With several rides, a Ferris Wheel and amazing views of the waterfront, the amusement park promises to be a great day out for the family. It’s open every day of the week – except for Wednesdays – from 11 am to 7:30 pm.
Daily admission costs $1480 ARS ($24 USD).
Dine Along the Waterfront
While the water may not be as blue and beautiful as Gili Trawangan in Indonesia, the waterway is very picturesque. In addition, the roadside that runs parallel is very charming, leafy and – I’d go as far as saying – surreal.
There are several restaurants and cafés scattered along the waterfront which promote tasty local food and an incredible view. We shared a meal at TBC Resto y Café and while the food was pretty average, the atmosphere (and beer) was great!
If you’re spending the day in Tigre, then you’ll no doubt need a meal at some point. Choosing a spot along the waterfront is definitely a great option.
Walk Around the City
There’s a lot of culture and heritage in Tigre Delta. It’s known for its unique vibe and the reason for this becomes apparent upon arrival.
If you have the time, walk around the city and appreciate the old buildings, museums, and events that are happening all around.

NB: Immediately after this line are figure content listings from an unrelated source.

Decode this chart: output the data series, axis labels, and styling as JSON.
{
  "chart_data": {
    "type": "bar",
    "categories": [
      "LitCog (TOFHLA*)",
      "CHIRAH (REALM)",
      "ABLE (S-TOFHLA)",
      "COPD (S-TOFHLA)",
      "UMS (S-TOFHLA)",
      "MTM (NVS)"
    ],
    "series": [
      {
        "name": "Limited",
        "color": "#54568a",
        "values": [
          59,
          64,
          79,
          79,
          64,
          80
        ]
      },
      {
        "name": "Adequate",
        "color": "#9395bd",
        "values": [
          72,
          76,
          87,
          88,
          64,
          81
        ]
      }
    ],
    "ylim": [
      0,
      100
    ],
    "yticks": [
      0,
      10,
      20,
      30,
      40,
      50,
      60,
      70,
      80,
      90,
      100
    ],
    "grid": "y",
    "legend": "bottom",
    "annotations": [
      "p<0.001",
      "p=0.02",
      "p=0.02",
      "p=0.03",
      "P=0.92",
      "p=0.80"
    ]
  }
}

Some key attractions to pop into if you get the chance are:
- Museo Naval de la Nación
- Boulevard de Tigre
- Museo de la Reconquista
- Delta Terra Natural Reserve
Note: We had the Museo de Mate on our hit list and were super excited to learn about the popular drink that Argentineans are so obsessed with. However, when we arrived it looked very locked up and abandoned.
Final Thoughts on Delta Tigre
We dedicated a full day to exploring Tigre and only managed to scratch the surface. While we did the tour DIY-style, we feel that we could have learned a lot more about the history and heritage of the area with a guide.
Luckily, Google came to our aid and filled in some of the gaps and contributed to a fantastic day. If you’re spending any time in Buenos Aires, we’d highly recommend making the trip to Tigre. It really is a one-of-a-kind city that promises some very unique experiences.